Whilst we cannot copy and paste another country’s solutions onto our own unique problems, we can certainly learn from this dramatic shift in public perception. Now sometimes referred to as the ‘Portugal model’ managed to drop the number of heroin users in the country to one quarter of their initial 100,000 users. Portugal now sits firmly on the opposite end of the drug deaths spectrum from Scotland, marking a truly commendable turnaround that we, as a nation, should aspire to.
The reason that I highlight such a case is, again, not to try and mimic their solutions but to instil hope into a situation that seems so dire. Obviously, we need to find our own way out of this mess, which will mean confronting some very ugly demons that haunt our country. Years of austerity and a system that never seems to change the way that we want, or even at all have definitely manifested a defeatist and cynical shared national voice. Acting towards making a real change for the better in our country could take many forms but it is clear that action is needed urgently. The scars of addiction can be felt in most Scottish families and if we carry on like this then soon the damage done will be felt by generations to come. Trauma is never isolated and can often be passed down through families, like a disease that threatens to one day take over your entire life.
So, with a reported 60,000 people suffering from a drug problem at any given point, what can we do to reverse these figures? The change should first come in attitudes, such as the outdated view of drug related crimes as isolated incidents. The Scottish Government declaring a ‘public health emergency’ and setting up new departments to specifically manage drug related issues is a good start in changing narrative from criminal to health related. Another key step that we will hopefully see more of is the implementation of such services as drug consumption rooms. These facilities aim to provide a safe place for drug users where they can get test kits and are put in immediate contact with support workers. Studies have shown that drug consumption rooms have reduced the number of deaths from overdose, as well as reducing the transmission of drug related blood borne diseases like HIV and hepatis.

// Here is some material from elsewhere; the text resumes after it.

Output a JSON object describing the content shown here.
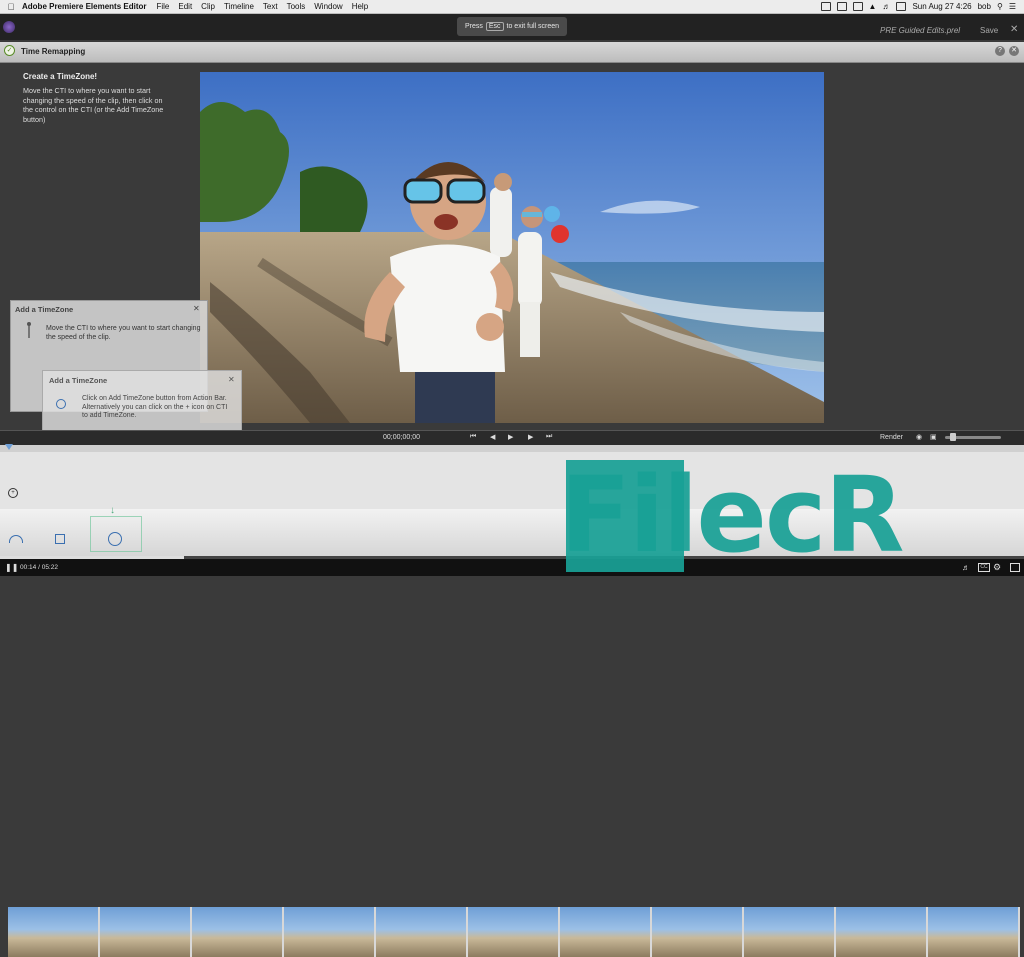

Introducing these new facilities as well as increasing funding of drug support services and allocating more governmental resources (as Scotland has begun to do with the creation of the Minister for Drug Policy role). The changing of traditional attitudes may be a harder process to measure, but it would hopefully be brought about by governmental services and charities leading by example. At the end of the day though, drug deaths are not isolated from other social issues. Poverty is shown as being directly correlated with drug use and we have faced increased rates of poverty since the industrialisation of the 1980s. Turning around this trend will be the hardest challenge that modern Scotland has faced. There is no easy answer or clear path out of this situation, with generations of Scots being affected by addiction and drug deaths. Scotland needs to prioritise drug and mental health issues and the government must take drastic action before we reach a point of no return.